Cependant, la règle prévue à 1864 C.c.Q. n’est pas d’ordre public et les parties à un contrat peuvent donc convenir autrement.
Je ne pense pas beaucoup me tromper en affirmant que plusieurs baux commerciaux au Québec sont qualifiés de « net » « net net », « net net net » ou même « absolument net » ou « semi-net ». L’utilisation de ces différents termes en complique l’interprétation . En effet, il n’est pas toujours évident, à la lecture du bail, de déterminer qui doit assumer quelles dépenses. Les termes ne sont pas définis uniformément dans les baux, et donc pas plus dans les jugements.
Le 15 juin 2011, la Cour Supérieure, par l’entremise de l’honorable juge Alary, décidait qu’en présence d’un bail net net et des clauses particulières à ce bail, la réfection, même majeure, du toit devait être assumée par le locataire.
Dans cette affaire, la Cour mentionnait que les « termes “net net” signifient généralement que le locateur n’assume aucuns frais d’exploitation et d’entretien des lieux ». Elle citait, avec approbation, un extrait d’un article de doctrine intitulé : « examen des clauses financières d’un bail » par Anne Boutin et Paul Mayer, dans lequel les auteurs affirmaient :
« La plupart des baux commerciaux que l’on désigne comme “nets” prévoient que le bailleur conservera jusqu’à un certain point le contrôle de sa propriété et qu’il sera tenu de payer certaines dépenses en immobilisation, comme les réparations ou les remplacements à la structure. Ces exigences font de ce bail un bail “semi-net” et le qualifier de “net” est inexact. En vertu d’un bail “net” véritable, la totalité des obligations économiques pour l’exploitation et l’entretien serait assumée par le locataire ».
Par ailleurs, la Cour d’Appel, le 21 août 2000, avait décidé, dans une autre affaire, que les coûts pour le remplacement du toit ne devaient pas être assumés par le locataire puisque le bail n’était pas suffisamment clair pour imposer une telle charge au locataire. La Cour mentionnait : « Même lorsqu’il s’agit de baux dits “net, net net ou net net net”, les dépenses imputables au locataire peuvent varier d’un bail à l’autre, d’où l’importance d’une clause claire (…) Dans les baux double net ou triple net, si le locateur loue l’immeuble dans l’état où il se trouve (“as is”) sans s’engager à payer les frais d’entretiens et d’exploitation (…), il ne peut tout de même pas exiger des locataires qu’ils lui remettent un immeuble neuf. »

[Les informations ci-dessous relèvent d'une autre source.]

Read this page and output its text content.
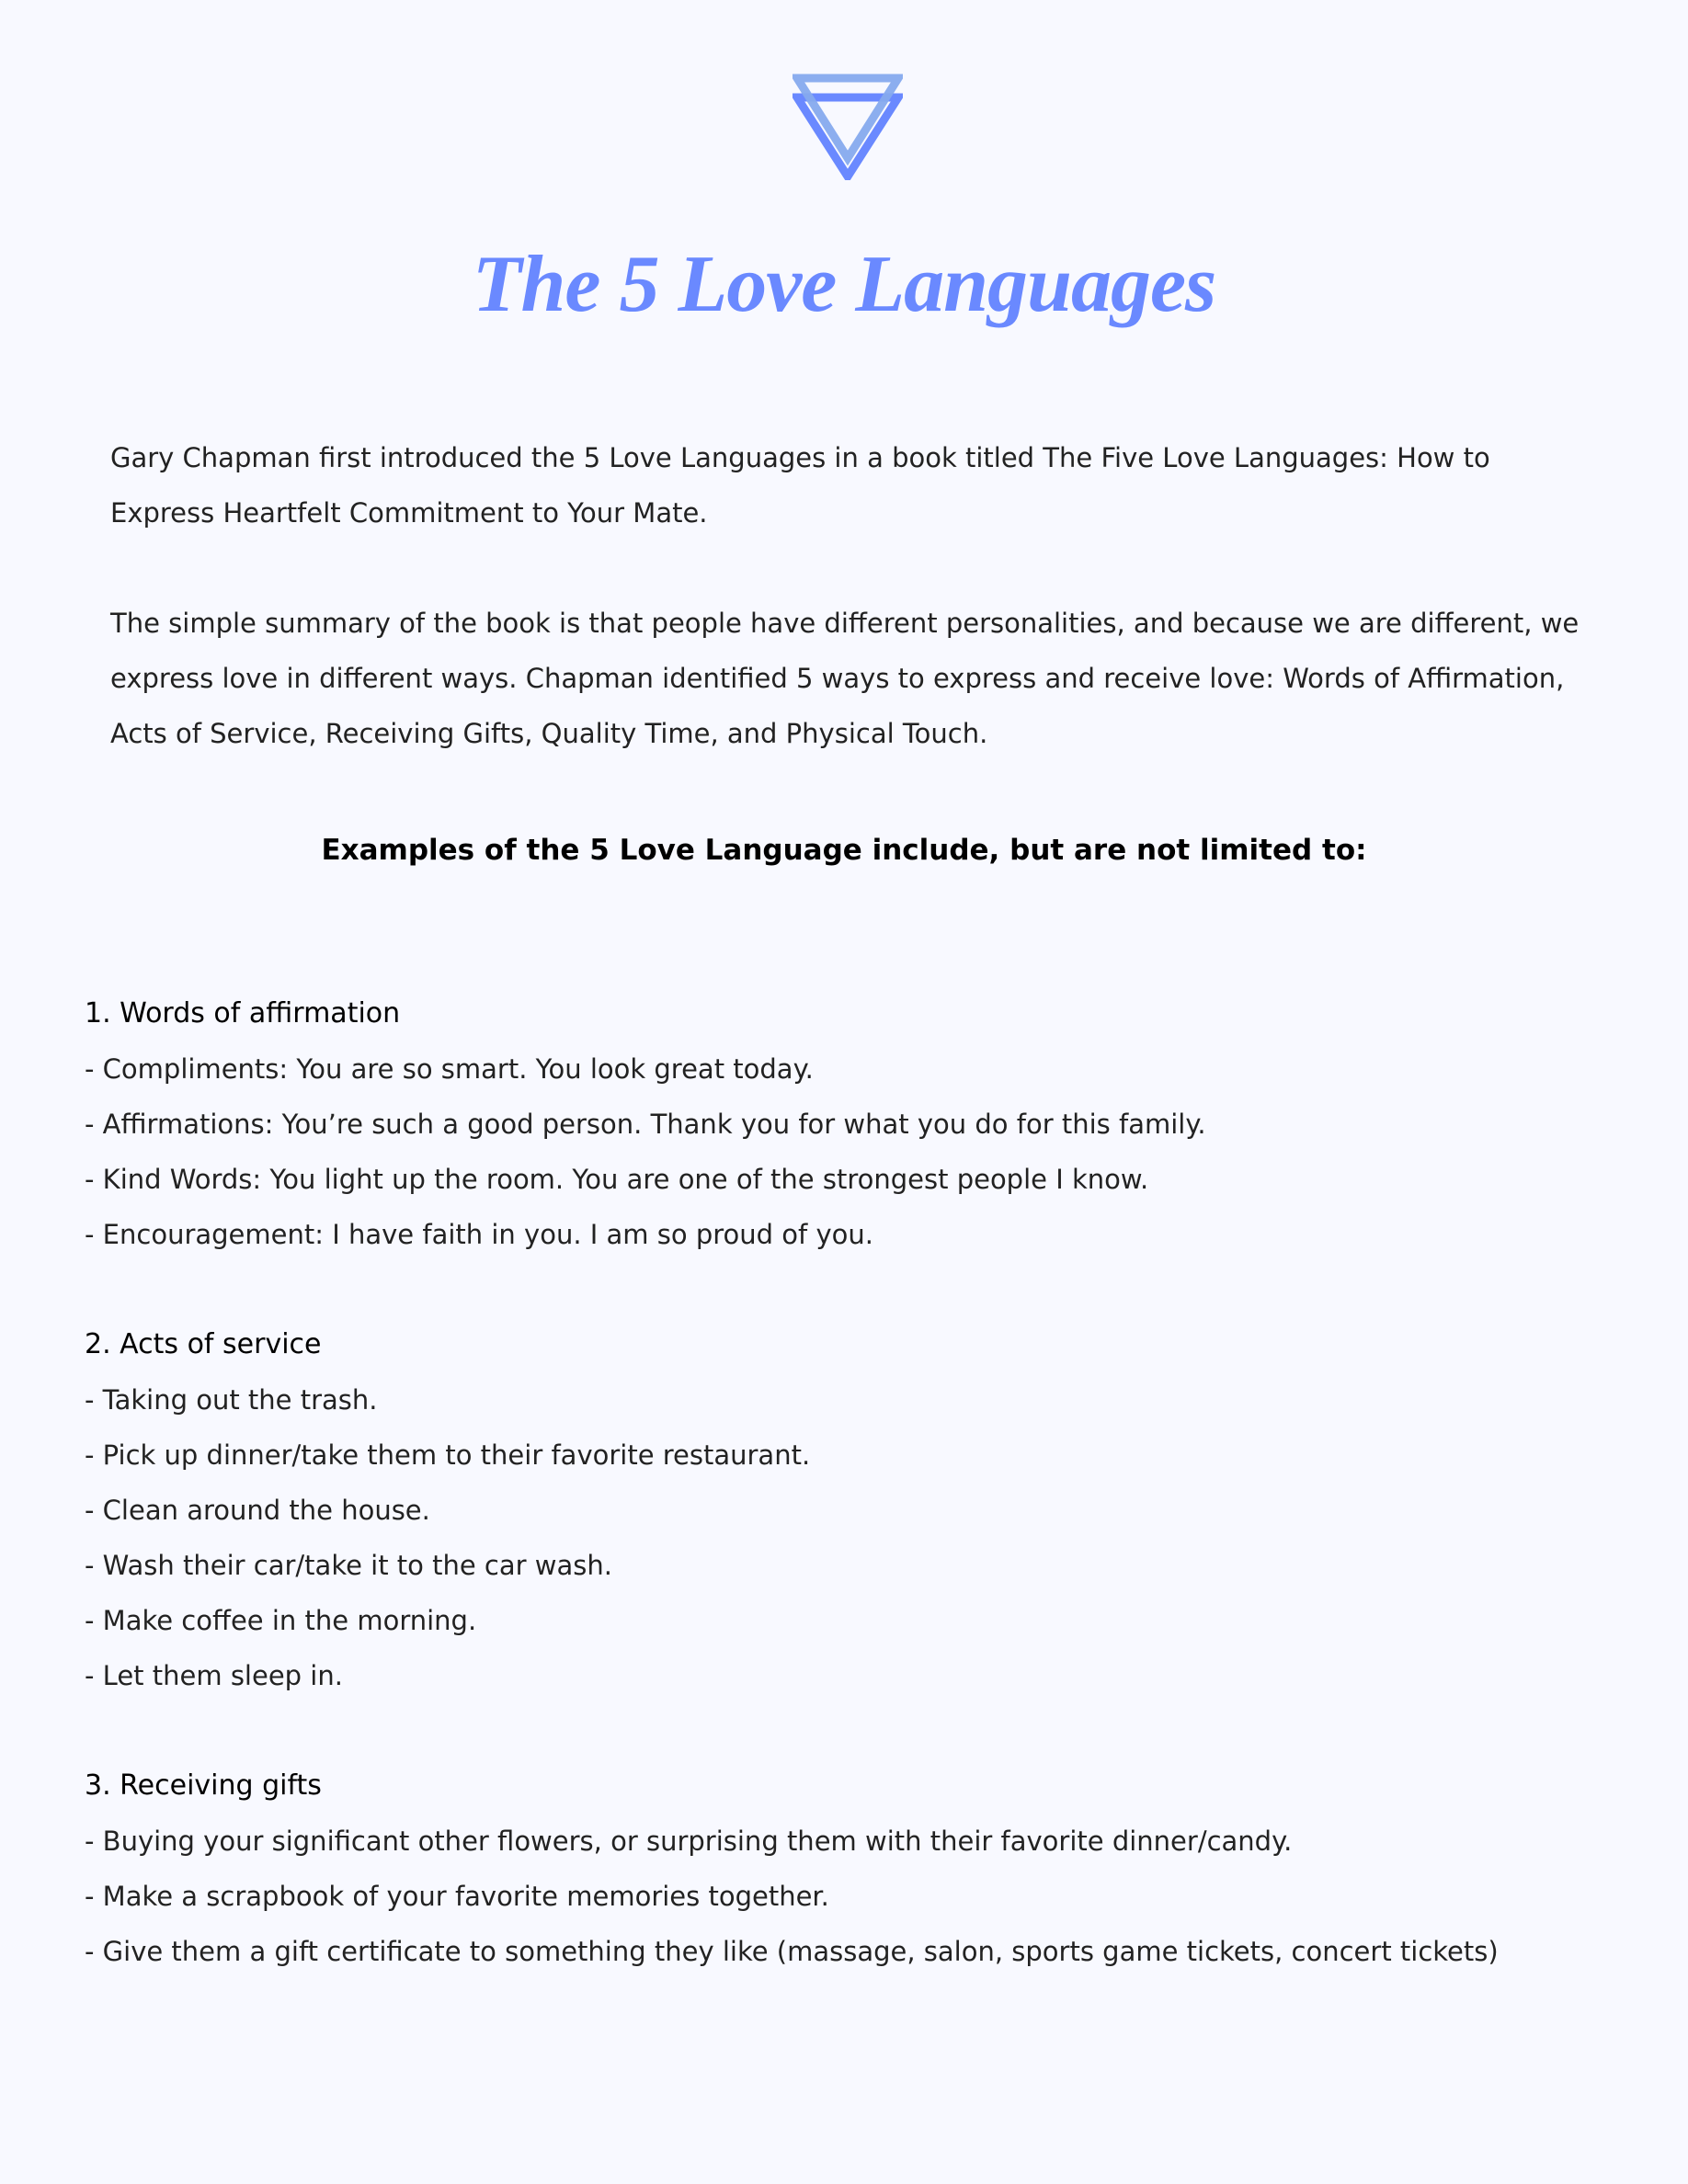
The 5 Love Languages

Gary Chapman first introduced the 5 Love Languages in a book titled The Five Love Languages: How to Express Heartfelt Commitment to Your Mate.

The simple summary of the book is that people have different personalities, and because we are different, we express love in different ways. Chapman identified 5 ways to express and receive love: Words of Affirmation, Acts of Service, Receiving Gifts, Quality Time, and Physical Touch.

Examples of the 5 Love Language include, but are not limited to:
1. Words of affirmation
- Compliments: You are so smart. You look great today.
- Affirmations: You’re such a good person. Thank you for what you do for this family.
- Kind Words: You light up the room. You are one of the strongest people I know.
- Encouragement: I have faith in you. I am so proud of you.
2. Acts of service
- Taking out the trash.
- Pick up dinner/take them to their favorite restaurant.
- Clean around the house.
- Wash their car/take it to the car wash.
- Make coffee in the morning.
- Let them sleep in.
3. Receiving gifts
- Buying your significant other flowers, or surprising them with their favorite dinner/candy.
- Make a scrapbook of your favorite memories together.
- Give them a gift certificate to something they like (massage, salon, sports game tickets, concert tickets)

Ces exemples de jugements rendus sur l’interprétation de ces clauses sont intéressants, entre autres, pour la démonstration qu’ils font de la difficulté d’interprétation de telles clauses. Un texte clair et précis est un avantage tant pour le bailleur que pour le locataire.
Dans le cas des vitrines, il y a fort à parier qu’il y aura plus de réclamations aux compagnies d’assurance qu’entre propriétaires et locataires.